The Queen of Versailles
Lauren Greenfield’s Documentary Examines an America Riches to Rags Story
This unique and hypnotic documentary, a cautionary tale about the rise and fall of obscene affluence, works its strange magic on multiple levels. For one thing, it’s a rare doc that benefits from the fateful shifts of history in the telling, achieving a quality of “character development” normally reserved for fiction films. In short, what begins as a half-admiring, half-admonishing chronicle of the lifestyle of the über-rich and wannabe famous — surrounding “time-share king” David Siegel and his former-beauty-queen wife, Jackie — goes south along with the world’s plummeting fortunes in the 2008 economic meltdown.
In the early scenes of the film, pre-crash, the Siegels are seen living it up in a lavish 90,000-square-foot mansion in Florida, patterned after Versailles.
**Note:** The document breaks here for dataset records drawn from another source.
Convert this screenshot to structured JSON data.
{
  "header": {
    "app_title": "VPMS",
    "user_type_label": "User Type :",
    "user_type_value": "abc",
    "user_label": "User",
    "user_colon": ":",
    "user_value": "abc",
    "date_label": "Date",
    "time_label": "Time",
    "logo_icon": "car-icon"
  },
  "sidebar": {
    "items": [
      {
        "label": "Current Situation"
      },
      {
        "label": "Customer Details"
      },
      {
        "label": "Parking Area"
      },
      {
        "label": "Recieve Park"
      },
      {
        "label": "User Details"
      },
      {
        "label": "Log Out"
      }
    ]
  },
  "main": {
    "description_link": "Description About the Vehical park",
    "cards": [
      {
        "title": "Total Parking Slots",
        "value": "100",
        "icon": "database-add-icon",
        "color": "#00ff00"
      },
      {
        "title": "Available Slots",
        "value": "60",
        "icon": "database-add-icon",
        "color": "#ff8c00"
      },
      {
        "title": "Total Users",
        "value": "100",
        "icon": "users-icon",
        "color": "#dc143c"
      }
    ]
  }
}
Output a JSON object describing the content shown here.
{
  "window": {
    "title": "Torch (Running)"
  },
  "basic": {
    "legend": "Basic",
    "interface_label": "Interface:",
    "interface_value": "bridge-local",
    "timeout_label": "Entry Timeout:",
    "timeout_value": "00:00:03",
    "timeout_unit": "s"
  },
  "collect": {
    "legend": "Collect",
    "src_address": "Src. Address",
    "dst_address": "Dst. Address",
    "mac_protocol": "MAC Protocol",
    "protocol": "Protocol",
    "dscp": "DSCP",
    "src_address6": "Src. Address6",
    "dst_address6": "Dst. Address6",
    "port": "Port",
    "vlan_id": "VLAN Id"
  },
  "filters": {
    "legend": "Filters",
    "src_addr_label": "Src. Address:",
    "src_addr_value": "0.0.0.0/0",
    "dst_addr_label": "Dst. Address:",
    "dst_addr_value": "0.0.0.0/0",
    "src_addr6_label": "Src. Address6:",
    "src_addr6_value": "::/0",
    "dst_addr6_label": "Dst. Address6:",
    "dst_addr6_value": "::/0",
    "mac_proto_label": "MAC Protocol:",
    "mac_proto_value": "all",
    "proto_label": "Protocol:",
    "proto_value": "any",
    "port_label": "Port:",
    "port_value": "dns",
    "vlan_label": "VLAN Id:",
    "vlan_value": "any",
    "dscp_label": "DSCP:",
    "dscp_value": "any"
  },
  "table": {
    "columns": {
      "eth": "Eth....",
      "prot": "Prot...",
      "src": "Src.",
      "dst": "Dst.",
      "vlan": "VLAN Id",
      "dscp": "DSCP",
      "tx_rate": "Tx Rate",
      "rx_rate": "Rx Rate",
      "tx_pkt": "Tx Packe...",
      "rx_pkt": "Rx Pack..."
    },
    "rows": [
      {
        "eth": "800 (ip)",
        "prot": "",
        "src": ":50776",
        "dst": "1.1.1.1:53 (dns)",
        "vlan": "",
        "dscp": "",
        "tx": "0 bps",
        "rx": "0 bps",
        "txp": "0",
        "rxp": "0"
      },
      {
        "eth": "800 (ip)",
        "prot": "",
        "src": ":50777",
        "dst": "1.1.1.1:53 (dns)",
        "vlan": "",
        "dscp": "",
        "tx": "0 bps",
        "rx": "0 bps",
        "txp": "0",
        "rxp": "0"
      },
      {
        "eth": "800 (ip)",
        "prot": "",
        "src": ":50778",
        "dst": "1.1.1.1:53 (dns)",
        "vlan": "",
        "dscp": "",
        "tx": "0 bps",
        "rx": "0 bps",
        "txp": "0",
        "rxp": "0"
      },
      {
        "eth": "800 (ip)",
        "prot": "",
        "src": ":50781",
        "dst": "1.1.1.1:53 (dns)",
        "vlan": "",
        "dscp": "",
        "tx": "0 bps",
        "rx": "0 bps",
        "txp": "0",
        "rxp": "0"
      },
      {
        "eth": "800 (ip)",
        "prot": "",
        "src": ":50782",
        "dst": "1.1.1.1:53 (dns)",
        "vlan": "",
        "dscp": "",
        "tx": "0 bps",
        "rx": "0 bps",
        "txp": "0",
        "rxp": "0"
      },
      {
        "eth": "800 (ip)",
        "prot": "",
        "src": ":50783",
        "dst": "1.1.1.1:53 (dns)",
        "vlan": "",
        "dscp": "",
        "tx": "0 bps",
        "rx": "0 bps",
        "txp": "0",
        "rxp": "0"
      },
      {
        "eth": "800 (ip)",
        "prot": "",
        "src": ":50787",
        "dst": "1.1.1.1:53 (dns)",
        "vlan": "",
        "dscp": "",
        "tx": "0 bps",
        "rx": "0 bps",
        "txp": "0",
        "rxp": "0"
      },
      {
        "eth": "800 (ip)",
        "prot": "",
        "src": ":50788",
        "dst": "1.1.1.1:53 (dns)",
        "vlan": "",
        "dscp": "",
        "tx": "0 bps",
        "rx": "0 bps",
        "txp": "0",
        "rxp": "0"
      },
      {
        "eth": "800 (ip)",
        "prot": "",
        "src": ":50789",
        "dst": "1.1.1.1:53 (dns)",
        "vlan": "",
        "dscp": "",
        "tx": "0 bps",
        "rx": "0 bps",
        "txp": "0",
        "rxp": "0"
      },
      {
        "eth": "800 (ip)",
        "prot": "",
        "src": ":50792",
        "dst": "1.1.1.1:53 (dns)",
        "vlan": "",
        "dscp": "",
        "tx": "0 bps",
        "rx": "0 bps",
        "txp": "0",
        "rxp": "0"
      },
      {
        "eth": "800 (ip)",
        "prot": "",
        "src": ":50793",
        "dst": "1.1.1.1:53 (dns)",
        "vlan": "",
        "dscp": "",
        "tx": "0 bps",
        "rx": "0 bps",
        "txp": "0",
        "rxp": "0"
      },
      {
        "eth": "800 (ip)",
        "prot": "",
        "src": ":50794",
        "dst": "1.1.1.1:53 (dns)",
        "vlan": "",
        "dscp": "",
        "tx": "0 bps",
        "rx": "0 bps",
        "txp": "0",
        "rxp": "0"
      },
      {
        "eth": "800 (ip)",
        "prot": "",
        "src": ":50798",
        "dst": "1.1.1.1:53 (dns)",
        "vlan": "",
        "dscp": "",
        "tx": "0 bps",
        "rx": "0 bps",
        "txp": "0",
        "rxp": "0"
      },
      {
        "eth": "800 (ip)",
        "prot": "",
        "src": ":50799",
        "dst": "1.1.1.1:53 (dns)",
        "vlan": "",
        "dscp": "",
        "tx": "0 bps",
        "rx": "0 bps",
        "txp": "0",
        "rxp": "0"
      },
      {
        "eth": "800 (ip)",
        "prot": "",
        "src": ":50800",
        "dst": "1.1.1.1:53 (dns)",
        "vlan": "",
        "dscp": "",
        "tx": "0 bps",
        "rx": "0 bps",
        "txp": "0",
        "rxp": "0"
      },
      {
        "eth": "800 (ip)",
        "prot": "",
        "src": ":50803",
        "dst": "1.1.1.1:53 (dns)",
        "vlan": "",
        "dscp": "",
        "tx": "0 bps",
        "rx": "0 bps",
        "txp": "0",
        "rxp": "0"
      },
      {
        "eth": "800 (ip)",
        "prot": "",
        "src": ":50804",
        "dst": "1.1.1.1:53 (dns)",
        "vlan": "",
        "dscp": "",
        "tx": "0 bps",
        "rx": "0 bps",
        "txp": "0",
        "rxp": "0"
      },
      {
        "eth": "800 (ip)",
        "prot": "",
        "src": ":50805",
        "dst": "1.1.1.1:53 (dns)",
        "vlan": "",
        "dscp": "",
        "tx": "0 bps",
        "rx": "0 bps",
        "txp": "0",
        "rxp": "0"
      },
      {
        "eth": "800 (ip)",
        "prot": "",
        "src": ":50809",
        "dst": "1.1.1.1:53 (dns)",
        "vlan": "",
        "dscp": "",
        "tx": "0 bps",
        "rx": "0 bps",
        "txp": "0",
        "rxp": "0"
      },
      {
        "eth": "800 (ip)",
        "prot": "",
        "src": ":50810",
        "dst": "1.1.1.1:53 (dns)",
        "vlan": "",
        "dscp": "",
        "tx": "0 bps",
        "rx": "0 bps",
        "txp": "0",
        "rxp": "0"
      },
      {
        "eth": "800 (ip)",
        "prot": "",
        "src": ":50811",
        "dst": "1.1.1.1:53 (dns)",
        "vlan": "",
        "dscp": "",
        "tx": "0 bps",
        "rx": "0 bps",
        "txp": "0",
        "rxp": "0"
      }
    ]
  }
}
When finished, it would be the biggest house in America. “Why build the biggest house in America?” gloats the time-share king, sitting smugly in a chair resembling a throne. “Because I can.” Fast-forward to the end of the film, and his demeanor is coldly sober and dour: the hubris is gone, he has clearly been done in by his own “riches-to-rags story,” and he’s eager for this invasive documentary project to cease and desist. (Not surprisingly, Siegel sued for defamation of character upon the film’s premiere in January.)
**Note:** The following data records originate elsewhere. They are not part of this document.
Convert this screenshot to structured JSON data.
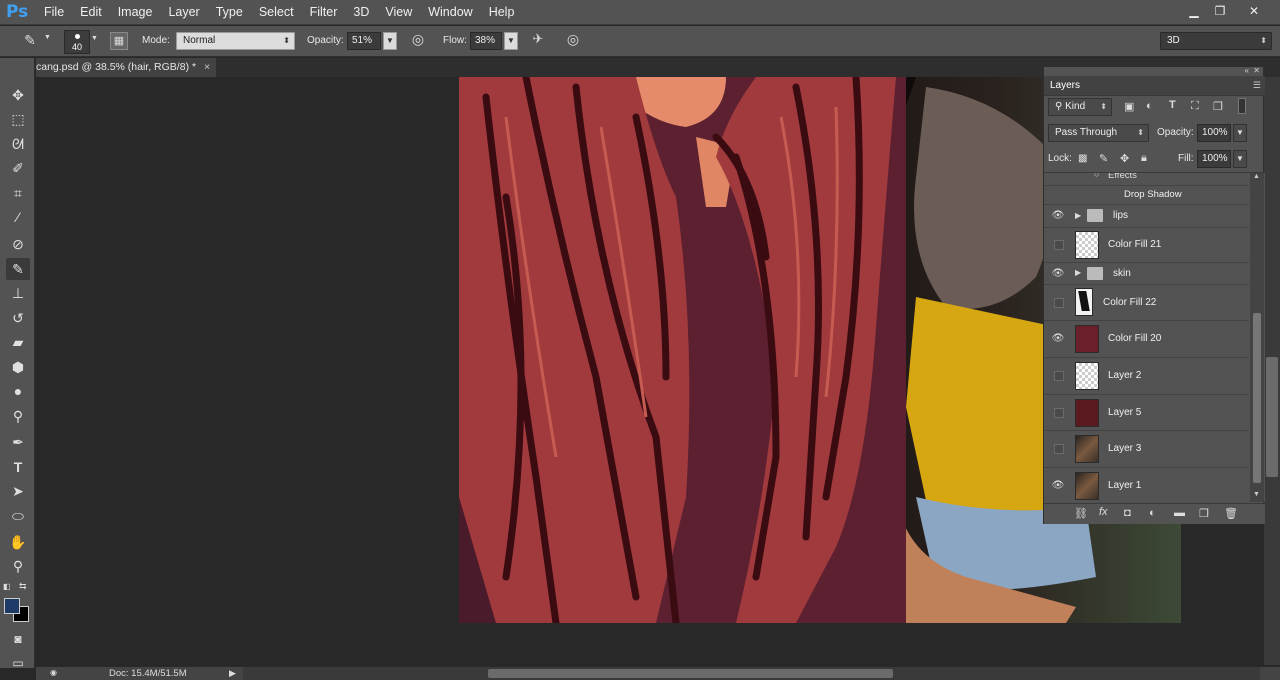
{
  "app": {
    "logo": "Ps"
  },
  "menu": [
    "File",
    "Edit",
    "Image",
    "Layer",
    "Type",
    "Select",
    "Filter",
    "3D",
    "View",
    "Window",
    "Help"
  ],
  "options": {
    "brush_size": "40",
    "mode_label": "Mode:",
    "mode_value": "Normal",
    "opacity_label": "Opacity:",
    "opacity_value": "51%",
    "flow_label": "Flow:",
    "flow_value": "38%",
    "workspace": "3D"
  },
  "document": {
    "tab_title": "cang.psd @ 38.5% (hair, RGB/8) *",
    "close": "×"
  },
  "status": {
    "doc_size": "Doc: 15.4M/51.5M"
  },
  "layers_panel": {
    "title": "Layers",
    "filter_kind": "Kind",
    "blend_mode": "Pass Through",
    "opacity_label": "Opacity:",
    "opacity_value": "100%",
    "lock_label": "Lock:",
    "fill_label": "Fill:",
    "fill_value": "100%",
    "effects_label": "Effects",
    "drop_shadow_label": "Drop Shadow",
    "layers": [
      {
        "name": "lips",
        "type": "group",
        "visible": true
      },
      {
        "name": "Color Fill 21",
        "type": "fill",
        "visible": false
      },
      {
        "name": "skin",
        "type": "group",
        "visible": true
      },
      {
        "name": "Color Fill 22",
        "type": "fill",
        "visible": false
      },
      {
        "name": "Color Fill 20",
        "type": "fill",
        "visible": true
      },
      {
        "name": "Layer 2",
        "type": "pixel",
        "visible": false
      },
      {
        "name": "Layer 5",
        "type": "pixel",
        "visible": false
      },
      {
        "name": "Layer 3",
        "type": "pixel",
        "visible": false
      },
      {
        "name": "Layer 1",
        "type": "pixel",
        "visible": true
      }
    ]
  },
  "colors": {
    "foreground": "#1e3a66",
    "background": "#000000",
    "layer5_fill": "#5a1a1f",
    "colorfill20": "#6a1f2a"
  }
}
In between those framing devices, The Queen of Versailles affords us a fascinating glimpse inside the worlds and, to some degree, mind-states of the family in the lens’ crosshairs. Filmmaker Lauren Greenfield moves skillfully in the margins of their lives, capturing some tensions as the empire crumbles and skillfully shifting from reality television-style glibness to more of a cinema verité perspective. The ostensible star of this show, the “queen” in question, is seen primping and breezing through a life in flux, thankful for having risen high above her original station in life. If the natural instinct is to question her superficial, materialistic values, she frustrates our stereotyping with a can-do charisma we grow to love.
In the margins of the family saga at the center of the film, the broader subject is the obsession with money and materialistic excess in America. The family’s Filipino nanny, who lives in a retooled dollhouse in the yard, adds a poignant footnote to an all-American story of haves slipping into the realm of the less-haves, with have-nots in the shadows at every turn.